Simply stated: On average, leasing continues to take a smaller bite out of family monthly budgets than a new-car loan does. We don’t believe leasing makes the best long-term financial sense for most people, but if your main concern is getting into a new car with as low a monthly payment as possible, a 36-month lease will beat a 36-month car loan every time. In fact, the average monthly payments listed above are based on the average lease term of 36 months versus the average car-loan term of 68 months.
By Experian’s accounting, the average monthly payment on new-car loans increased by $15 from the first quarter of 2015 to the first quarter of 2016, while the average lease payment jumped by just $1. A big shift upward in used-car inventories, however, could force an increase in lease payments during the remainder of 2016.
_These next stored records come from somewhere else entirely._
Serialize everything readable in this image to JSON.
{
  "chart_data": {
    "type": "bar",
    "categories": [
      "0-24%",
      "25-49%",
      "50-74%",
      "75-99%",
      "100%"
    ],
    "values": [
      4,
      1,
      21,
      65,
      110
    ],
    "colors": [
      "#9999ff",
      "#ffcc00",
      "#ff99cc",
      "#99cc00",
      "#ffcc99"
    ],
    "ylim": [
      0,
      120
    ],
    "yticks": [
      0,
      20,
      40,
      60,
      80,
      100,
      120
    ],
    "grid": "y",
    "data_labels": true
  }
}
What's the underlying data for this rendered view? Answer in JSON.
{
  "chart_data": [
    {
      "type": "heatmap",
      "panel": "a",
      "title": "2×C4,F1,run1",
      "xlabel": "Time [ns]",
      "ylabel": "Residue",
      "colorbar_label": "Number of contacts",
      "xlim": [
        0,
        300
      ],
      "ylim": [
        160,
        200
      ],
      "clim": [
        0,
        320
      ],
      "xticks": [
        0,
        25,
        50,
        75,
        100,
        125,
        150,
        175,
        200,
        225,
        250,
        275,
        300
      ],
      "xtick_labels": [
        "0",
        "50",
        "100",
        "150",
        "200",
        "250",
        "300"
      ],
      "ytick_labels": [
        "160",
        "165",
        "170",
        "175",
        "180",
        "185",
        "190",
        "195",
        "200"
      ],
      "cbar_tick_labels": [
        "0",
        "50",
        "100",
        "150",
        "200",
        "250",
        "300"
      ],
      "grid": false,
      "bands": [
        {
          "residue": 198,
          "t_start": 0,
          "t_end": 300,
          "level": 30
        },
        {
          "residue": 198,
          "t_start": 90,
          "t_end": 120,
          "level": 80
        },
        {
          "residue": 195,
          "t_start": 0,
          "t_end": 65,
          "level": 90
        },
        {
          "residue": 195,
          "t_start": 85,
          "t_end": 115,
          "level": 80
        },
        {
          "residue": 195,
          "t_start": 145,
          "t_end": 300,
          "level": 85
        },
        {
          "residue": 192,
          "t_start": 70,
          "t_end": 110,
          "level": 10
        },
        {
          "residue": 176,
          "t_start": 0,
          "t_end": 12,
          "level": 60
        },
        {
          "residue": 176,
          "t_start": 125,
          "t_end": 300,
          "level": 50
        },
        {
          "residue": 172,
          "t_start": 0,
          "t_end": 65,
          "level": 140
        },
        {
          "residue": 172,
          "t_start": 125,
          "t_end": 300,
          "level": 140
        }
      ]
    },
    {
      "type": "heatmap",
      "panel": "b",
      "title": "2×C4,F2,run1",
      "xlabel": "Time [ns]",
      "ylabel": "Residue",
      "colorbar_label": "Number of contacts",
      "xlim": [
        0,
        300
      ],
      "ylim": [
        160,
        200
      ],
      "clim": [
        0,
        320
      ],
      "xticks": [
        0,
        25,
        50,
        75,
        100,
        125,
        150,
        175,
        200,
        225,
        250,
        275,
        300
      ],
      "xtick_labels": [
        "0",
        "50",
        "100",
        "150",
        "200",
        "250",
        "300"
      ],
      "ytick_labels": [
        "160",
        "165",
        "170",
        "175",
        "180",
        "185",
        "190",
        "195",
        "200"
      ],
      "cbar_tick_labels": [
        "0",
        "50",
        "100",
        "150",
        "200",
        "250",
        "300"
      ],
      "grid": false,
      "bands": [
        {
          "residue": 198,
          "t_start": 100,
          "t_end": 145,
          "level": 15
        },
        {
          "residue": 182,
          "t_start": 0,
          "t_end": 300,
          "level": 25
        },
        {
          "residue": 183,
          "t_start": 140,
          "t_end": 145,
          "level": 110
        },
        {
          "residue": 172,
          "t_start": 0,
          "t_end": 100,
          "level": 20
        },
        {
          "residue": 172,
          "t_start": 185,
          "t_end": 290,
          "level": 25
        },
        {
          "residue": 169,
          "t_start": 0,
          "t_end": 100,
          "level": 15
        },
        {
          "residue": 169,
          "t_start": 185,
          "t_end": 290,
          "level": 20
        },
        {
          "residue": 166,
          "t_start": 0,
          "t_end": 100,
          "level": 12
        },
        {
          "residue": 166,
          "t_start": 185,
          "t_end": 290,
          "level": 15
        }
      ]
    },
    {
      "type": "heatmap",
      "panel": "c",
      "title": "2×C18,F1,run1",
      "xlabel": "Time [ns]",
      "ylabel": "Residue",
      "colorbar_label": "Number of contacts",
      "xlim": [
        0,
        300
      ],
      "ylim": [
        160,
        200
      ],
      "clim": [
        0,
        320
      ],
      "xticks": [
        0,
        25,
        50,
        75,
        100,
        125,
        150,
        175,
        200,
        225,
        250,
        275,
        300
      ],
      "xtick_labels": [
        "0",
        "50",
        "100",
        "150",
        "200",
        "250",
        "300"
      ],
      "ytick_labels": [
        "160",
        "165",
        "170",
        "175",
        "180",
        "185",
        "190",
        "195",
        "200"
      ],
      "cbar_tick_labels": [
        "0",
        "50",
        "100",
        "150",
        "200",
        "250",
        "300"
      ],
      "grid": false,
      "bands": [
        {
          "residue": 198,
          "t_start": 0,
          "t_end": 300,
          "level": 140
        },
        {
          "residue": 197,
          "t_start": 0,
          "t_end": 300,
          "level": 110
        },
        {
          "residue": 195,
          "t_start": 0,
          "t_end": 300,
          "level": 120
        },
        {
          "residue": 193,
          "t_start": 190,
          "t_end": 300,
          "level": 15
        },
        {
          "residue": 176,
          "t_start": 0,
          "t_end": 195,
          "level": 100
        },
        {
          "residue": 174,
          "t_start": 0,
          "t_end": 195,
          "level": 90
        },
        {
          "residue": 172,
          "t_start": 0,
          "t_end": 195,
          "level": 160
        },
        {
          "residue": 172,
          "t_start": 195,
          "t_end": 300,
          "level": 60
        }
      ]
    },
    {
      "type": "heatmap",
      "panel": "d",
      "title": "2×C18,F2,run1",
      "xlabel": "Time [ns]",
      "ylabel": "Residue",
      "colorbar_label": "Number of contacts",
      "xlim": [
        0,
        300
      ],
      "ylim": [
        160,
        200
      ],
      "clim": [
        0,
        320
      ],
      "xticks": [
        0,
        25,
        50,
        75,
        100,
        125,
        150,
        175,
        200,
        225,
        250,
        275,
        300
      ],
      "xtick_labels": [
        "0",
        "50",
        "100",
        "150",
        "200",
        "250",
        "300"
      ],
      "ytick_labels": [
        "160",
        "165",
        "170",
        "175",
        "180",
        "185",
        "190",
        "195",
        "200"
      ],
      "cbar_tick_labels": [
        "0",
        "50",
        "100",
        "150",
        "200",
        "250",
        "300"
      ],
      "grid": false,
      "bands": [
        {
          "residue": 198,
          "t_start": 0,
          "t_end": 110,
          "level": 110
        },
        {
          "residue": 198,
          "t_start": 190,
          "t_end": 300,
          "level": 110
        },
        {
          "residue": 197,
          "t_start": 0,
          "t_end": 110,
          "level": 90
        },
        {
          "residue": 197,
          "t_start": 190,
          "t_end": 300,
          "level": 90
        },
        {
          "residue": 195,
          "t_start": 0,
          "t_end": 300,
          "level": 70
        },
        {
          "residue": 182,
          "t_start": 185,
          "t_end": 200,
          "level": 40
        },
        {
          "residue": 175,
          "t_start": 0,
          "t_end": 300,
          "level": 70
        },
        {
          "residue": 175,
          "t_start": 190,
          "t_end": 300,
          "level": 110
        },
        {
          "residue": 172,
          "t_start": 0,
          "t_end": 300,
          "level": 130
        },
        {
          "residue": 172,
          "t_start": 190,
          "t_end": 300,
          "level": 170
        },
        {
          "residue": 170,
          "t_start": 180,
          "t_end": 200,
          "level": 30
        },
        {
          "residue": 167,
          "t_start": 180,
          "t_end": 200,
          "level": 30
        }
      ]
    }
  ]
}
Determining Leasing Payments
Leasing is a form of renting. When you lease a car, you’re basically financing only the value that the vehicle will lose (or, depreciation) during the lease contract. If you lease a car for 3 years and it’s expected to depreciate $7,000 during that period, your 36 monthly payments will be based on that $7,000, plus interest and whatever fees are also involved. Depreciation is closely tied to used-car prices. As used-car prices increase, new cars will depreciate less; falling used-car prices increase the estimated depreciation of new cars.
Why Used-Car Inventories Are Increasing
When the economy took a dive in 2008, new-car sales plummeted, and leasing all but disappeared. Trade-ins and vehicles coming off lease are the source for nearly all used cars. As new-car sales decreased, so did the inventory of used cars. Add to this the government’s Car Allowance Rebate System (better known as “cash for clunkers”) program that removed another estimated 690,000 used cars from inventory, and used-car availability was bound to shrink.
According to the experts at NADA Used Car Guide, the impact of the recession reduced the supply of used cars by 20 million units. During recent years, however, new-car sales have not just returned to pre-2008 levels, but actually exceeded them. Leasing has also bounced back from just over 13 percent of new-car sales during the depths of the recession to nearly 32 percent in 2016.
The first big batch of vehicles coming off 36-month lease contracts since the recession is flooding the used-car market this year. These, in addition to all the trade-ins resulting from the huge new-car sales volume the past couple of years, have used-car lots crammed with cars.
Why Used-Car Inventories Matter
Supply and demand drive a free market economy. When there is more demand than supply, prices go up; when there is more supply than demand, prices go down. More supply means lower average used-car prices. If there are more 3-year-old Toyota Camrys this year than there were 3-year-old Camrys last year while the demand for 3-year-old Camrys remains the same, they will fetch less this year than last.
The Bottom Line
NADA expects new-car sales to remain strong through the remainder of the year. This will keep the flow of trade-ins coming. Combined with the flood of off-lease cars, this will cause used-car prices to decrease between 5 percent and 6 percent in 2016. Such a decrease will have a ripple effect of increasing the predicted depreciation of new cars by about 3.5 percent. This increase in depreciation will be reflected in higher monthly payments for leases.
What it means to you: Lease deals will be more difficult to find. If you’re going to lease a car, do it sooner rather than later.